Отомстила рассказ

Беззаботное пробуждение, как в детстве, под запах подгоревшей манной каши. Вдруг скрип-стук. Двигают другую кровать. Вкатывают затёртое инвалидное кресло с массивной подножкой. Под руки вводят благообразного вида даму. 

Метёлкина прикидывается спящей, как всегда, когда хочет проследить за медсестрой или нянечкой. Их она подозревает в кражах и в перекладывании вещей, чтобы досадить ей – постоянно проживающей в пансионате для стариков и инвалидов. Что ещё за развлечения? Посещением врач не балует. Плановый обход раз в неделю.
 
Чаще приходится выслушивать наставления от улыбчивой директрисы: «Надо беречь нервы и уважительно относиться к людям. Вот зачем Вы, Искра Лаврентьевна, бумажки от конфет в окошко выбрасываете? Мусорите» Метёлкина не совестится, идёт сначала в отказ, а затем – в наступление: «Это не я, Римм Анатольна. Кто Вам сказал? Это Петрович. Он сам. А на слабую женщину валит»

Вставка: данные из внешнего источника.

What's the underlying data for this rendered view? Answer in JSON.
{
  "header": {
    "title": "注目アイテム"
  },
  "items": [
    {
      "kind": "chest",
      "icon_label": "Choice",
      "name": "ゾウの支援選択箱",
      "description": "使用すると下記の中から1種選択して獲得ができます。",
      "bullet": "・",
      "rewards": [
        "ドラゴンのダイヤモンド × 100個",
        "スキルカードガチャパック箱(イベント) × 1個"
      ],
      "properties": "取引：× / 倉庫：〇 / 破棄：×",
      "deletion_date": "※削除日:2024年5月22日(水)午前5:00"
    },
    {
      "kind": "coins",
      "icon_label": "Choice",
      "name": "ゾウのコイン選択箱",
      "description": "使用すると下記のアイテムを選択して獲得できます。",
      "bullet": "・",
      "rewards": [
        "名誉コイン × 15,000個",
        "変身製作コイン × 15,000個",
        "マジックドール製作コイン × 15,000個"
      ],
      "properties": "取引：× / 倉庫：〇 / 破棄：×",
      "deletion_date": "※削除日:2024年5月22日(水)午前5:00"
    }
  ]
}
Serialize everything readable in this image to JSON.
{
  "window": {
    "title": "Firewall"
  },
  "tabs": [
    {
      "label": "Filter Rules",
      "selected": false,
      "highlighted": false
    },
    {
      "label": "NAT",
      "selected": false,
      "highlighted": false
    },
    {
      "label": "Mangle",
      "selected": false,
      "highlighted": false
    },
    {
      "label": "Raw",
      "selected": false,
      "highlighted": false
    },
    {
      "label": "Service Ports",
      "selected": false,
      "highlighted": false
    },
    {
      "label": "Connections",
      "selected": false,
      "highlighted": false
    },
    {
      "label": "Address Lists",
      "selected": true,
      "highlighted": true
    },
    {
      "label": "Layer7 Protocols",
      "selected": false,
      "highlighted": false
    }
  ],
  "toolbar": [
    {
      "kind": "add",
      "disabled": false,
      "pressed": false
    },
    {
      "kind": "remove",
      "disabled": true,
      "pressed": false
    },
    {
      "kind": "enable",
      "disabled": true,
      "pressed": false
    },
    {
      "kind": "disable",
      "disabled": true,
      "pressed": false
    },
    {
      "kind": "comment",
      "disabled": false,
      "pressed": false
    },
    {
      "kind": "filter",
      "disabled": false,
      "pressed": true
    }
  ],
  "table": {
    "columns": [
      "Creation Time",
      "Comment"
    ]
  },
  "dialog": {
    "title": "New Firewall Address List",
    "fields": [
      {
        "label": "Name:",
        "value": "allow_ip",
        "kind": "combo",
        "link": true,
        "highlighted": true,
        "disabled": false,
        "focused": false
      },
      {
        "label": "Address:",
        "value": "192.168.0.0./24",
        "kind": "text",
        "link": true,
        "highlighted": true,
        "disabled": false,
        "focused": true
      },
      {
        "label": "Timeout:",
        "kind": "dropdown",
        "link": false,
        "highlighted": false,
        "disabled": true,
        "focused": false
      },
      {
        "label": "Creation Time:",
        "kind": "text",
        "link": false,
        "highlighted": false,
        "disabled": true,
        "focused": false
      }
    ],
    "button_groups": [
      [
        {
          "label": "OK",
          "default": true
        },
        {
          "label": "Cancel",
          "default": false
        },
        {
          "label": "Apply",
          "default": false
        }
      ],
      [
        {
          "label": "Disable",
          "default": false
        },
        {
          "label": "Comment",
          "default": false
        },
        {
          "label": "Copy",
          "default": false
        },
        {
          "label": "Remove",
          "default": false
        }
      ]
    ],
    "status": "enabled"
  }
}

Претензий же у физически крепкой Метёлкиной, 95-ти лет отроду, накопилось столько, что специальная книга лежит не на сестринском посту, а в спальне на подоконнике и пополняется записями: «Алёна больно колет. Ума у ней нет», «Потаповна не подметала, а сразу мыла», «Полотенцы два дня не сменяются», «В жару топят только идиоты», «Купать меня по четверьгам», «Не храпеть! Не хрюкать! Что за лось там за стеной?»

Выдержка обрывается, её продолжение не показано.